Film styles: After Yang is humanist science fiction | News

Note: This film was screened at the Sundance Film Festival in their Spotlight section. It was the US premiere and included a post-movie Q&A with the cast and director.

After Yang is the second feature film by Kogonada, an American filmmaker of South Korean origin. Set in the near future, it tells the story of a family trying to save the life of their android family member, Yang (Min). The father, Jake (Farrell), searches for a way to fix Yang and save his memories. Her efforts have shone a light on what it means to be alive, taking the family on a journey of grief, love and deep connection.

The sci-fi elements of this film are subtle. Humans, clones, and androids (referred to here as “techno-beings”) all easily coexist, with no discernible difference between the three. No explanation is given on how the company got there. This film examines the personal and emotional impact that artificial intelligence could one day have on the lives of human beings.
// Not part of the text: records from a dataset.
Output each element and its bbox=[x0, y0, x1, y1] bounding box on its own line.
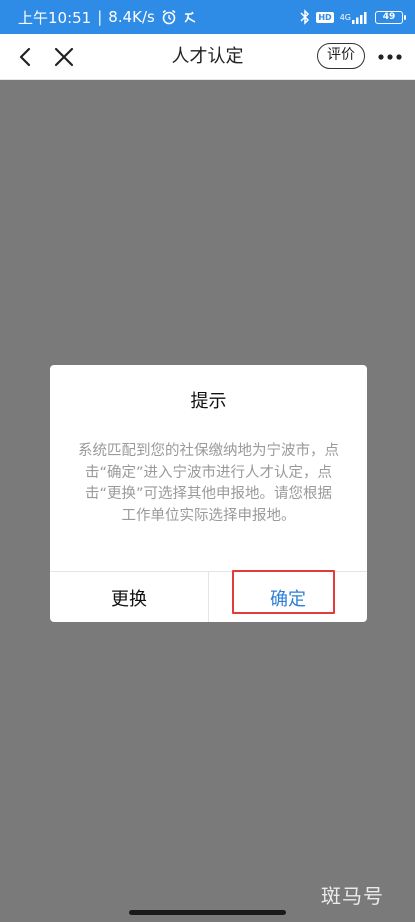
change-button-label: 更换 bbox=[111, 588, 147, 610]
dialog-footer: 更换 确定 bbox=[50, 570, 367, 622]
dialog-title: 提示 bbox=[190, 391, 227, 412]
battery-icon: 49 bbox=[375, 10, 406, 24]
bluetooth-icon bbox=[300, 9, 310, 25]
more-icon[interactable] bbox=[376, 44, 404, 70]
status-separator: | bbox=[97, 8, 103, 26]
change-button[interactable]: 更换 bbox=[50, 572, 209, 622]
dialog-message: 系统匹配到您的社保缴纳地为宁波市，点击“确定”进入宁波市进行人才认定，点击“更换… bbox=[78, 443, 339, 524]
signal-icon: 4G bbox=[340, 11, 369, 24]
notification-icon bbox=[183, 10, 197, 24]
rate-button[interactable]: 评价 bbox=[317, 43, 365, 69]
alarm-icon bbox=[161, 9, 177, 25]
close-icon[interactable] bbox=[50, 43, 78, 71]
status-time: 上午10:51 bbox=[18, 8, 92, 27]
network-speed: 8.4K/s bbox=[108, 8, 155, 26]
battery-level: 49 bbox=[382, 12, 396, 22]
network-type: 4G bbox=[339, 12, 351, 22]
home-indicator[interactable] bbox=[129, 910, 286, 915]
status-bar: 上午10:51 | 8.4K/s HD 4G 49 bbox=[0, 0, 415, 34]
back-icon[interactable] bbox=[12, 43, 40, 71]
nav-bar: 人才认定 评价 bbox=[0, 34, 415, 80]
highlight-box bbox=[232, 570, 335, 614]
confirm-dialog: 提示 系统匹配到您的社保缴纳地为宁波市，点击“确定”进入宁波市进行人才认定，点击… bbox=[50, 365, 367, 622]
watermark: 斑马号 bbox=[321, 884, 384, 908]
confirm-button[interactable]: 确定 bbox=[209, 570, 367, 622]
hd-icon: HD bbox=[316, 11, 334, 23]
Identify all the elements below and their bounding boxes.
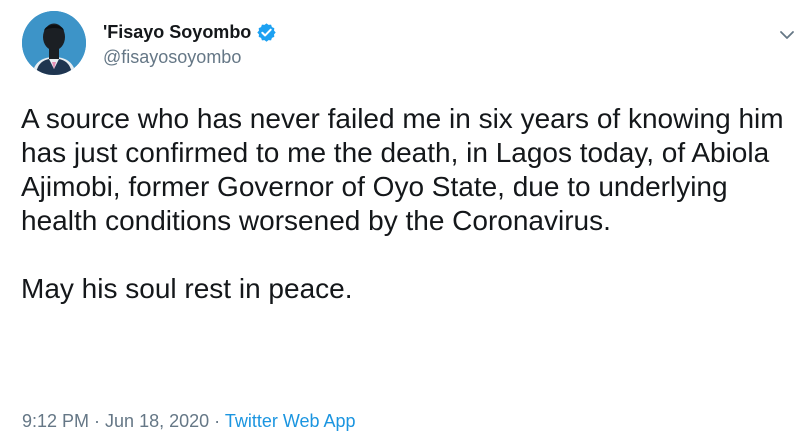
person-silhouette-avatar-icon xyxy=(22,11,86,75)
verified-badge-icon xyxy=(257,22,276,42)
avatar[interactable] xyxy=(22,11,86,75)
tweet-paragraph: A source who has never failed me in six … xyxy=(21,103,784,236)
tweet-paragraph: May his soul rest in peace. xyxy=(21,273,353,304)
author-name-row: 'Fisayo Soyombo xyxy=(103,20,277,44)
chevron-down-icon[interactable] xyxy=(778,26,796,44)
tweet-date[interactable]: Jun 18, 2020 xyxy=(105,411,209,431)
tweet-time[interactable]: 9:12 PM xyxy=(22,411,89,431)
tweet-meta: 9:12 PM · Jun 18, 2020 · Twitter Web App xyxy=(22,411,356,432)
tweet-text: A source who has never failed me in six … xyxy=(21,102,801,306)
meta-separator: · xyxy=(89,411,106,431)
author-handle[interactable]: @fisayosoyombo xyxy=(103,47,277,68)
meta-separator: · xyxy=(209,411,225,431)
tweet-card: 'Fisayo Soyombo @fisayosoyombo A source … xyxy=(0,0,810,439)
tweet-source-link[interactable]: Twitter Web App xyxy=(225,411,356,431)
tweet-author: 'Fisayo Soyombo @fisayosoyombo xyxy=(103,20,277,68)
author-display-name[interactable]: 'Fisayo Soyombo xyxy=(103,22,251,43)
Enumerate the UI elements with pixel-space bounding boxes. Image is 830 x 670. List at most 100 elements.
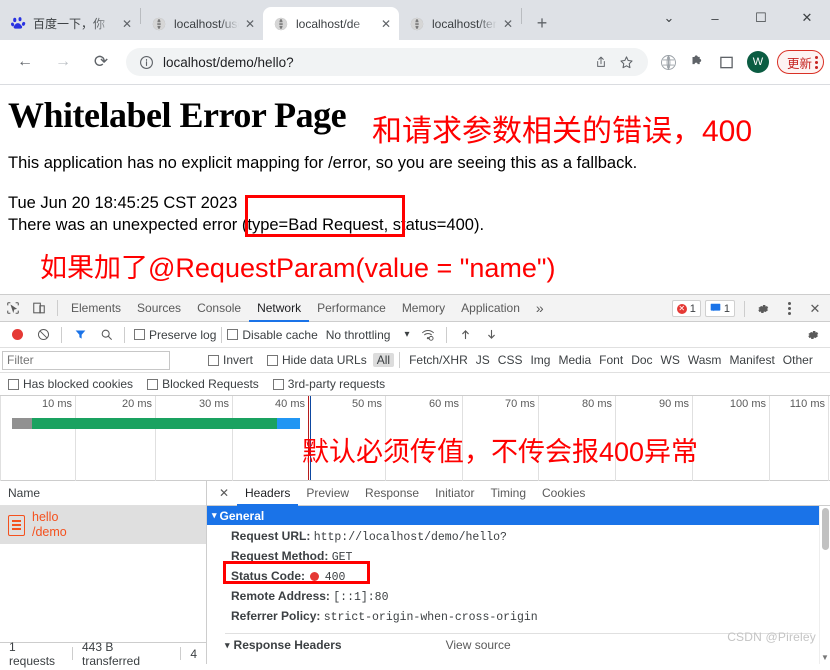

After Yang was adapted from a short story by Alexander Weinstein, titled “Saying Goodbye to Yang”. The screenplay was co-written by Weinstein and the film’s director, Kogonada. The latter was inspired to make this film after reading the story and being moved by its story of bereavement. He decided he wanted to explore the subject in his own life and made the film as a meditation on the concept of grief. This is Kogonada’s second feature film. His career began online, making impeccably edited video essays that focused on various filmmakers, including Yasujiro Ozu, Satyajit Ray, and Ingmar Bergman.

After Yang had its world premiere at the 2021 Cannes Film Festival in the Un Certain Regard section. It had its US premiere at the 2022 Sundance Film Festival in the Spotlight section, where it won the Alfred P. Sloan Feature Film Award.

This film features amazing performances from all four family members. Farrell in particular gives a memorable turn as Jake, bringing out all the complex inner feelings his character has. Commenting on his work with Kogonada, Farrell calls him the “professor” due to his encyclopedic love of movies and praises him for his vulnerability.

Several elements of this film make it memorable, but the film’s opening title sequence is one of the most unique in recent memory. It features the family in a virtual dance competition with other families, edited to highlight the intensity, enthusiasm and cohesion of this family unit. It shows their connectedness before the story fractured their identity as a group. The title sequence’s dance choreography was designed to make it feel like a “confetti pop”. The rest of the film sees the confetti metaphorically falling to the ground.

This movie has amazing conversations between Yang and the various other characters. He speaks with Mika, the daughter, about her adoption. Both characters talk about their place in a family they weren’t born into. He talks with Jake about his love for making tea, and the two discuss how a single cup can hold the essence of an entire place and time. He talks with Kyra, the mother, about caterpillars and how the end of their existence is what the rest of the world calls a butterfly. Yang shows a deep understanding of human interiority. He sees that a person’s direct experience can differ significantly from how they are perceived by an outside perspective.

After Yang is a film that challenges the viewer both cerebrally and emotionally, conveying beauty and sadness in its entirety. It’s a science fiction film with a humanistic accent. By examining what makes an artificial being exist and gives meaning to its life, the film does the same for organic beings.

This film has a tender sensibility, existing entirely in a meditative state of elegant depth. He portrays Yang’s experiences as being just as valid as those of humans in the story. His memory may be password protected, but it still contains genuine love and loss. It’s a film that examines memory, death, family, and purpose, and does so through the lens of a being with artificial intelligence. It questions what it means to be alive and expands the definition of “life on Earth”.

Bobby Styles studied film at UCLA and worked as an editor and producer on several film, commercial and music video projects in Los Angeles. He currently teaches intermediate and advanced video production courses at Monache High School’s Multimedia and Technology Academy. His column appears in The Recorder every Tuesday.